Meditating from Ukraine on the new draft law that Russia plans to introduce, which will criminalize "denial of the Soviet victory in World War II" -- i.e. criticism of the idea that in postwar Europe Soviet troops had a right to occupy Germany, Poland, Hungary, Czechoslovakia and the Baltic States after the hostilities were ended, because hundreds of thousands of Soviet soldiers and officers sacrificed their lives to liberate those countries -- Halya Coynash points to one of the glaring lacunae that after 70 years still characterize the landscape of what was once Soviet and Soviet-occupied territory: the absence of graves.
...there is so little humour in the situation that we should be shouting to the world. Anniversaries are approaching which will be commemorated by the leaders of all democratic countries. Seventy years ago, on 1 September 1939, Nazi Germany invaded Poland with this directly leading to World War II. They will also be remembering 17 September when the USSR, as Hitler’s ally, invaded what was then part of Poland. Historians can provide a huge number of dates and details which did not get into the arsenal of Soviet propaganda about the War.
Do they really hope in the Kremlin that such a law will force everybody to tremble and avoid “indelicate” facts? As if anyone in their right mind would deny the crucial role placed by the USSR in the victory, however if you read the draft law carefully, it is clear that its scope is much broader.
I recently came upon the following phrase: “Memory about millions of victims is a key element in State creation.” Winced, I can’t deny, and the mere thought of substituting for the first part either Holodomor or the Holocaust makes me feel very sick. There was similar squeamish disgust at how the Soviet regime plugged its propaganda version of the “Great Patriotic War”, trying to conceal its ideological nakedness and bankruptcy. It is galling that the Kremlin has decided to drag Russia along this lie-ridden path.

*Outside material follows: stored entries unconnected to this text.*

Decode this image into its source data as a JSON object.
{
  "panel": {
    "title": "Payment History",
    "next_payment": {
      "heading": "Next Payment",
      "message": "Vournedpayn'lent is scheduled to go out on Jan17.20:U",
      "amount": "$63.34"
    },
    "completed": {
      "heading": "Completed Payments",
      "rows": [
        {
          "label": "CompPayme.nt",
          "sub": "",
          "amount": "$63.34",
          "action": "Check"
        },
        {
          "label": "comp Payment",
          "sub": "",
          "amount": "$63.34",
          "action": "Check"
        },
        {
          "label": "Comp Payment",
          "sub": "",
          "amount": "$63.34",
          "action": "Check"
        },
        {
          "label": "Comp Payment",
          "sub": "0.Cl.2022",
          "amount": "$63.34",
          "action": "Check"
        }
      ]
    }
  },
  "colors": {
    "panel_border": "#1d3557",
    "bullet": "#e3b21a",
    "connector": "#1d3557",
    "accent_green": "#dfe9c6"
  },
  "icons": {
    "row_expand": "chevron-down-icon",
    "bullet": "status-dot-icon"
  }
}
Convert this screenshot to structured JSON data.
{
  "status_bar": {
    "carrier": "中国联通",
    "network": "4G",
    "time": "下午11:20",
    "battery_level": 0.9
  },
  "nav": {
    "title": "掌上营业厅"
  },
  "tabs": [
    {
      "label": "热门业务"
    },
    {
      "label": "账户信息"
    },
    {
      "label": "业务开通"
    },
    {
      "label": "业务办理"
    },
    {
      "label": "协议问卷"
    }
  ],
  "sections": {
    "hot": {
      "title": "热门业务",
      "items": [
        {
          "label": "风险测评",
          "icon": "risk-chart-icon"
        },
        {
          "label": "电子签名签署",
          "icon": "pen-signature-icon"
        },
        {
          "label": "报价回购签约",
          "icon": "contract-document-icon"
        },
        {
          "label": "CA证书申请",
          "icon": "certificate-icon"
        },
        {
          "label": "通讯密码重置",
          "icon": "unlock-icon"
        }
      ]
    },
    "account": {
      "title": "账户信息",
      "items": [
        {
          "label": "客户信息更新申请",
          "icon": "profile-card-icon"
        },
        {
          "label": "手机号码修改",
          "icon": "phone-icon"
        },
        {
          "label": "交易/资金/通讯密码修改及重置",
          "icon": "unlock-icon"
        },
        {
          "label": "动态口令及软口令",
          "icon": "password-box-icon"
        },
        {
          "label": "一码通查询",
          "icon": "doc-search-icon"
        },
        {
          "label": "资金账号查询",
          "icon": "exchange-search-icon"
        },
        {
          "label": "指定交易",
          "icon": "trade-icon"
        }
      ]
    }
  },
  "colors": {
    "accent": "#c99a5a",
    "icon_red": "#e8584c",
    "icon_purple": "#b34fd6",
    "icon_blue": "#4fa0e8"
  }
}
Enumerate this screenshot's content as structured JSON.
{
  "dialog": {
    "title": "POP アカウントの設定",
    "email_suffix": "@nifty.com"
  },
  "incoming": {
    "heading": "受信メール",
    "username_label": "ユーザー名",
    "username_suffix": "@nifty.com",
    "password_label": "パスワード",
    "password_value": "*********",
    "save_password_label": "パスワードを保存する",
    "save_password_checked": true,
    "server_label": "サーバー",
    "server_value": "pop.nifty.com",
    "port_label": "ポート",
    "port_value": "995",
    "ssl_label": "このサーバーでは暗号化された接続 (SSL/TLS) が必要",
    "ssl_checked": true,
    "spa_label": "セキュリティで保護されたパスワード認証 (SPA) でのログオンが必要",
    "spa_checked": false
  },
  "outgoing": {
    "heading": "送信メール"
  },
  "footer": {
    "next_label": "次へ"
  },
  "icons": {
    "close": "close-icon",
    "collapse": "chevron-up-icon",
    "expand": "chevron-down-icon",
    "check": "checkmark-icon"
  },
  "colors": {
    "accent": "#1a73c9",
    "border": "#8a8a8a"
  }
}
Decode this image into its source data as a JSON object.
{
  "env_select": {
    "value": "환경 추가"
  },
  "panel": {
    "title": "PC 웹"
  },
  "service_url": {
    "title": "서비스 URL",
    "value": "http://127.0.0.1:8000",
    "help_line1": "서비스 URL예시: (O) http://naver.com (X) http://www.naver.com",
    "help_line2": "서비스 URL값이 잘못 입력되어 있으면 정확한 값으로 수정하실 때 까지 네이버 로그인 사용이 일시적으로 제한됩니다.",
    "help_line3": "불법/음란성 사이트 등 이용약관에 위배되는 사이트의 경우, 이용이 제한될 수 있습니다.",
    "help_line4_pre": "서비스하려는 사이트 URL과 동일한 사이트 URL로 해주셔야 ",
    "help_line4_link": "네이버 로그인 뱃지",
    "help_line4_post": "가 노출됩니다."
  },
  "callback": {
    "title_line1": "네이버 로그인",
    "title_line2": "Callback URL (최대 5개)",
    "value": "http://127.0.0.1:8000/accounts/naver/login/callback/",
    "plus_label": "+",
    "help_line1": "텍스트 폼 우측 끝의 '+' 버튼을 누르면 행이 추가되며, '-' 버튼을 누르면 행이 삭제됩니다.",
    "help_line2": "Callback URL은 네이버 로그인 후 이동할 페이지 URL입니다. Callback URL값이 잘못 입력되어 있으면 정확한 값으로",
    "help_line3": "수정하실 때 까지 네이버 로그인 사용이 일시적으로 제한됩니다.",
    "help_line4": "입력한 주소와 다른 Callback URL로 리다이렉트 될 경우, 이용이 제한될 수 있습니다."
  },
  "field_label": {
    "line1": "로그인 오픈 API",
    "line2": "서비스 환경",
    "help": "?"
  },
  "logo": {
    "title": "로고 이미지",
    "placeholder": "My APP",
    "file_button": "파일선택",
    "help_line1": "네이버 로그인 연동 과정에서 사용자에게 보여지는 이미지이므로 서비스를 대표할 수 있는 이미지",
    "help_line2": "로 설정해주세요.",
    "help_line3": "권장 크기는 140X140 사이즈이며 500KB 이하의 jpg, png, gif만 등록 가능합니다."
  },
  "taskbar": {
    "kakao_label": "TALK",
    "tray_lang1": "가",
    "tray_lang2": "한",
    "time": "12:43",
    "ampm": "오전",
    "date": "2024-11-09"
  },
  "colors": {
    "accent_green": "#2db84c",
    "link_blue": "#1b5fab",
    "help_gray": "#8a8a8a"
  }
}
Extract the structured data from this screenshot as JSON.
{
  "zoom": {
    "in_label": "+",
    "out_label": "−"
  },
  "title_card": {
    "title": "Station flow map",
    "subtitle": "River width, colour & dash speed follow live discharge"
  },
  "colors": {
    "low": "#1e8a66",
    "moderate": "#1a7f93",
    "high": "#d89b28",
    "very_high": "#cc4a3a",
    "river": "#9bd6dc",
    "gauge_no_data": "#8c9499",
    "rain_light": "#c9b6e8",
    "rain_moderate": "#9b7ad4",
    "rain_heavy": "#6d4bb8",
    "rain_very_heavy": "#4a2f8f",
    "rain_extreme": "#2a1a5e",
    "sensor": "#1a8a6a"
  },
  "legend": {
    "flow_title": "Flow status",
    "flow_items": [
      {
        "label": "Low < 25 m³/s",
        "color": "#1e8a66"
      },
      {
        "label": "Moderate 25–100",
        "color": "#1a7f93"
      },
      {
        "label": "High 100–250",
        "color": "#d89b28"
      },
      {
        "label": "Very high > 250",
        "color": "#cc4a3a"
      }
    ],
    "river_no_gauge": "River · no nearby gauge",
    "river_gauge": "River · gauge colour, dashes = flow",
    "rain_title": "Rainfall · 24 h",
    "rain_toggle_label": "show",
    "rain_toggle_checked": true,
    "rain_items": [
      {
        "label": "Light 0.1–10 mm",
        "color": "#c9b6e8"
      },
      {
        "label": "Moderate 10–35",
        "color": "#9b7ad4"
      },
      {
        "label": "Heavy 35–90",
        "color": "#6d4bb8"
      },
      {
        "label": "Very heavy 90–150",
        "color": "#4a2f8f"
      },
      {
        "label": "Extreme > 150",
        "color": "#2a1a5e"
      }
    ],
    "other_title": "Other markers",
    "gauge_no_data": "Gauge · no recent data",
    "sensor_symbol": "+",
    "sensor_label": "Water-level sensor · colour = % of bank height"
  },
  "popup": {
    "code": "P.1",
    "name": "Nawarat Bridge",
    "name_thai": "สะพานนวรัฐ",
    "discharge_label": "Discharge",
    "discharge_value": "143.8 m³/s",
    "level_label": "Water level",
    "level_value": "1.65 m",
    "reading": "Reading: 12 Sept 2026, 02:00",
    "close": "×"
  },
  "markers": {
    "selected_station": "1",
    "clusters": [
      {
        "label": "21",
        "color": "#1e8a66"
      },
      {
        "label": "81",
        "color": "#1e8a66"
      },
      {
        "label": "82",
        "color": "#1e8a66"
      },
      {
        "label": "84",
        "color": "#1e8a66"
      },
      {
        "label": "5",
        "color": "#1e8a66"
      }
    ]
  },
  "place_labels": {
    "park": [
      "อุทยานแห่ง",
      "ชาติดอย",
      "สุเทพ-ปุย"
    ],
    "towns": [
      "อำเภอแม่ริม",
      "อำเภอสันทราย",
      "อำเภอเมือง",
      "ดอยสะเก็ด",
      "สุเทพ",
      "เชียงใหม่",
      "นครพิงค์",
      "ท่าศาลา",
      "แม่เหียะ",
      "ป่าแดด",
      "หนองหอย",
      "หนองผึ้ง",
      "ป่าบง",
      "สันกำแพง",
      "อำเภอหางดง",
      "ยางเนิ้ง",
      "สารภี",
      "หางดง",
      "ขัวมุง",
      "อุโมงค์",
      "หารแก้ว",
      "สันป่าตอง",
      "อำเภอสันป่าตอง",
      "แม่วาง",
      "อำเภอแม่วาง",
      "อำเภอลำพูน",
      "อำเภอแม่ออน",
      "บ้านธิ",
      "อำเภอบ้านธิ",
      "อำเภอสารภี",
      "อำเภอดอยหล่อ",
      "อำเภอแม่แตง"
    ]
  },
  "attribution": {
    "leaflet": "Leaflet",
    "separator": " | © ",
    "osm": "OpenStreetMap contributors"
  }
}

If we are speaking of those in Russia for whom Soviet has long meant Russian, and both are inimitably positive, then all is clear. However when some political forces in Ukraine, instead of offering specific measures to put the country out of permanent crisis try to win votes by playing on old bitterness, and using monuments to the dead for their games, then it is worth considering precisely what their motives are.
If such politicians wish to serve their long-tormented country, let them spend less time trumpeting about the transfer of monuments to the fallen, and instead look for the graves their Soviet counterparts lied about. 70 years after the Terror we still have no graves on which to lay flowers and light candles of remembrance.